First of all, create an issue with a simple title and get an issue ID (e.g., #24). For example, if you propose to add functions for plotting something, the title of the issue would be Add dataset module. Using a simple verb (e.g., add, update, remove, fix, ...) in the present tense is preferable.

Then fork the repository to your account and create a branch whose name begins with the issue ID (e.g., #24-dataset-module or simply #24). We do not care about the naming of it (except for the issue ID) because the branch will be deleted after merging with the main branch.

Add commits

After you update something, commit your change with a message which starts with the issue ID. Using a simple verb in the present tense is preferable.

git commit -m "#24 Add dataset module"

Please make sure that your code (1) is formatted by Black, (2) is checked by Flake8, (3) passes the tests (tests/test_*.py) run by pytest, and (4) passes the static type check run by Pyright. They are necessary to pass the status checks when you create a pull request (see also the section of GitHub Actions).

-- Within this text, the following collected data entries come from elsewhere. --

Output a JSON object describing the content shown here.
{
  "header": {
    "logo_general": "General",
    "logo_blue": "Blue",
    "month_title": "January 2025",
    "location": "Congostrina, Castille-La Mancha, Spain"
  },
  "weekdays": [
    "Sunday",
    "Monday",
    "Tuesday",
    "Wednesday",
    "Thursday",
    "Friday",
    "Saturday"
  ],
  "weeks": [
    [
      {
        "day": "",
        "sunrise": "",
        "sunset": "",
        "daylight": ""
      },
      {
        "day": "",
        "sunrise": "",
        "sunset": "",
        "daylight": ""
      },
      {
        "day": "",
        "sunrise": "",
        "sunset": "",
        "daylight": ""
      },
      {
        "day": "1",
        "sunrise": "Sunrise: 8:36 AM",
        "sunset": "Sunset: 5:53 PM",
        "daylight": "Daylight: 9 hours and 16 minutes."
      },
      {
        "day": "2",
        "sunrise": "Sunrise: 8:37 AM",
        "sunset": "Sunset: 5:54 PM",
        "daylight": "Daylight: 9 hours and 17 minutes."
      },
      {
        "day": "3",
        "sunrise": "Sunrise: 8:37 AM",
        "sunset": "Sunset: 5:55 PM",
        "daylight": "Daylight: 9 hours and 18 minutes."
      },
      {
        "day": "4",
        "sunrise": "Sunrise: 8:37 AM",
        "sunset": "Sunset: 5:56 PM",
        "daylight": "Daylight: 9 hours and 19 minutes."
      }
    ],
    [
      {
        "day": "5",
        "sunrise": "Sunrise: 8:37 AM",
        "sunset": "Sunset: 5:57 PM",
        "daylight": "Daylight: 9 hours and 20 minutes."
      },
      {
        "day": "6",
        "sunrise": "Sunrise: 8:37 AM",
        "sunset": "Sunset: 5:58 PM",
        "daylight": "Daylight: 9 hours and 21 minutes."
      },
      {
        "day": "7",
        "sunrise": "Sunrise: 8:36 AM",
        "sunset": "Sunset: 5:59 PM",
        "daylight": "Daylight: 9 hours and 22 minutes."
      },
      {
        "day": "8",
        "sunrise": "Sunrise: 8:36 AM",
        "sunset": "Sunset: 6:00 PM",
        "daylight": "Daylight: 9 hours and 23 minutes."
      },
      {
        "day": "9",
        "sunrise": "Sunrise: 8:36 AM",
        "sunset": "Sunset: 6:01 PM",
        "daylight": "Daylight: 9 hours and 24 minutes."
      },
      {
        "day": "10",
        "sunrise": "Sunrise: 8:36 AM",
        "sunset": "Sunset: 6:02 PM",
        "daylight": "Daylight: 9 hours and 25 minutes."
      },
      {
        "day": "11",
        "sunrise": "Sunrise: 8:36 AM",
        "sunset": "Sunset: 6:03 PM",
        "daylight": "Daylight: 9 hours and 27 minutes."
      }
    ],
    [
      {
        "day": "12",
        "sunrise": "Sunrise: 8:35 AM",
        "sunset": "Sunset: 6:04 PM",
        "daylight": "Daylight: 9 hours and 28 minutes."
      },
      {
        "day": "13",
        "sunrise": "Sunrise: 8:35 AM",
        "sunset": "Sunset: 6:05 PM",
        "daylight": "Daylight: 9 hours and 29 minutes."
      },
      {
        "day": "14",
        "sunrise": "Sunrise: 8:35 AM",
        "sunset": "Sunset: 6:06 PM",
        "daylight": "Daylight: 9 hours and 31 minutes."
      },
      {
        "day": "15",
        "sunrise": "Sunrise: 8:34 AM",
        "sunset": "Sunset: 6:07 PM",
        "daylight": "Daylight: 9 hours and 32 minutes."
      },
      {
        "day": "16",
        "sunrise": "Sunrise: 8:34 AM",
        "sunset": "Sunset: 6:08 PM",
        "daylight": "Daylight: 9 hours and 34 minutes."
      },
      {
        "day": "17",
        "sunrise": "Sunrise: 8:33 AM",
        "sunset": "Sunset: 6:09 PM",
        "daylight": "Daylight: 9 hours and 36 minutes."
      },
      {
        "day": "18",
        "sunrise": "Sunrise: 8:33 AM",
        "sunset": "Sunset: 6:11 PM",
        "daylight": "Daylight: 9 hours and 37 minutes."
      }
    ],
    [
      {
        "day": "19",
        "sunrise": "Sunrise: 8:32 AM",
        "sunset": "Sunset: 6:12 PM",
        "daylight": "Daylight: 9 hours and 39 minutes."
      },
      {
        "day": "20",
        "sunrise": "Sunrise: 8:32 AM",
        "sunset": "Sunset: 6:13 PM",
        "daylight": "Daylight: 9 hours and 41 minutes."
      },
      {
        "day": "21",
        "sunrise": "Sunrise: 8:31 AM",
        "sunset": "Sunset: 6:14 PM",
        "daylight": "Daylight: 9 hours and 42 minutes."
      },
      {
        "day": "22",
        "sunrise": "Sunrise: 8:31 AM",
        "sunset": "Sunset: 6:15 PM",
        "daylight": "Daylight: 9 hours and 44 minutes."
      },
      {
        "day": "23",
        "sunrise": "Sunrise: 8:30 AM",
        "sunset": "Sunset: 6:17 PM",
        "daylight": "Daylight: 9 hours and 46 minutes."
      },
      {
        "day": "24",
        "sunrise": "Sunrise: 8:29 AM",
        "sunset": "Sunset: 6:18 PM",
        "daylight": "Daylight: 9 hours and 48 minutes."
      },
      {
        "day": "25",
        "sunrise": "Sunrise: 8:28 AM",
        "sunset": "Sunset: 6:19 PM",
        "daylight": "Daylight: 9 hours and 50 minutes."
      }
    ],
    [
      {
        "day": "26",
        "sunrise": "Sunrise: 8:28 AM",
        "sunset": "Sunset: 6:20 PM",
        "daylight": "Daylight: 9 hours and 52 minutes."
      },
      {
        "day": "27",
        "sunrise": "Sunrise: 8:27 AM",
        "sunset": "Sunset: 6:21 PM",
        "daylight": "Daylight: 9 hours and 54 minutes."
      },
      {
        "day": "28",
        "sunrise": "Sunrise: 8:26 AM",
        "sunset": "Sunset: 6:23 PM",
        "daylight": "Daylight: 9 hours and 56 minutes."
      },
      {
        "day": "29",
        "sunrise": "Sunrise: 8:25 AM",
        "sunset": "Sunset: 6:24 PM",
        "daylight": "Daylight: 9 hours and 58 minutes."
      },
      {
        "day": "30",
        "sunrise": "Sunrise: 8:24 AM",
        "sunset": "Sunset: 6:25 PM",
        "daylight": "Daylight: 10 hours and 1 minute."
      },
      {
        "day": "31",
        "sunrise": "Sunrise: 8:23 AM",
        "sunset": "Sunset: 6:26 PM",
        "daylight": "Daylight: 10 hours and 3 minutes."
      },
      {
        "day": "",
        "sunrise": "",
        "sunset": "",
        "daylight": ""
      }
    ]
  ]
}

If you add a new feature, please also make sure that you prepare tests for it. For example, if you add the plotting module (xarray_dataclasses/dataset.py), write the series of test functions in tests/test_dataset.py.

If you write a Python docstring, follow the Google style so that it is automatically converted to a part of API docs by Sphinx.

Open a Pull Request

When your code is ready, create a pull request (PR) to merge with the main branch. Without special reasons, the title should be the same as that of the issue. Please specify the issue ID in the comment form so that it is linked to the PR. For example, writing This PR closes #24. at the beginning of the comment would be nice.

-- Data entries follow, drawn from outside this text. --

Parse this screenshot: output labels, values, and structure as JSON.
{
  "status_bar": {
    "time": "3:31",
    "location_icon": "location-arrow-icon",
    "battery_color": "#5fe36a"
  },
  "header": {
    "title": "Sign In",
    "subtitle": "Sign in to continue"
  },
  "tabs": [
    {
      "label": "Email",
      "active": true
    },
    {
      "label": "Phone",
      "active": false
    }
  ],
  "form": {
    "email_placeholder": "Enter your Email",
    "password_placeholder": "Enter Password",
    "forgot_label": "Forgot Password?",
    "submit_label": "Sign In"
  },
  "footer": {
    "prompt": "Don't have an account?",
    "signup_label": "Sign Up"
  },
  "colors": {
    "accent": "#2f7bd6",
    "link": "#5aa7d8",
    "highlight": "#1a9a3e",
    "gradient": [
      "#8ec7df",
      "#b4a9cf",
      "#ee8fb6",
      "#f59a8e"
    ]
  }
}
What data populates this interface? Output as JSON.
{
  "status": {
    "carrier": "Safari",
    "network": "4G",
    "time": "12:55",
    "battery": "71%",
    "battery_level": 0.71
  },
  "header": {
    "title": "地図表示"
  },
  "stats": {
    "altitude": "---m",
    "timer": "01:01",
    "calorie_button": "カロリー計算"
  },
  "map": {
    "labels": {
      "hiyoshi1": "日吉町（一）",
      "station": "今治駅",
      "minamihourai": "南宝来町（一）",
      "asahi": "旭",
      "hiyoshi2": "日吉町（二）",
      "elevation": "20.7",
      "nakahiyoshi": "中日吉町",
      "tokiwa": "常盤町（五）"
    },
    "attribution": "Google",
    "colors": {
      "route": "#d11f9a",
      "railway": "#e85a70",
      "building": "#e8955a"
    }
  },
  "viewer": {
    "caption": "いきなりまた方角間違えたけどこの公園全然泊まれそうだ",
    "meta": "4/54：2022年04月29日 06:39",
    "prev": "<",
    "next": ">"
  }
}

Discuss and review your code

Your code is reviewed by at least one contributor and checked by the automatic status checks by GitHub Actions. After passing them, your code will be merged with the main branch. That's it! Thank you for your contribution!

Development environment

We manage the development environment (i.e., Python and JavaScript and their dependencies) with Poetry and Node.js. After cloning the repository you forked, you can setup the environment by the following command.

poetry install
npm install

GitHub Actions

Testing, linting, and formatting

We have a test workflow for testing, static type checking, linting, and formatting the code. It is used for status checks when a pull request is created. If you would like to check them in local, the following commands are almost equivalent (the difference is that the workflow is run under multiple Python versions).

poetry run pytest docs tests xarray_dataclasses
poetry run flake8 docs tests xarray_dataclasses
poetry run black --check docs tests xarray_dataclasses
npm run pyright docs tests xarray_dataclasses

Publish to PyPI

We have a PyPI workflow for publishing the package to PyPI. When a release is created, the workflow is triggered and the package is automatically built and uploaded to PyPI.

Deploy docs

We have a GitHub Pages workflow for publishing the HTML docs. When a release is created, the workflow is triggered and the docs are automatically built and deployed to the gh-pages branch.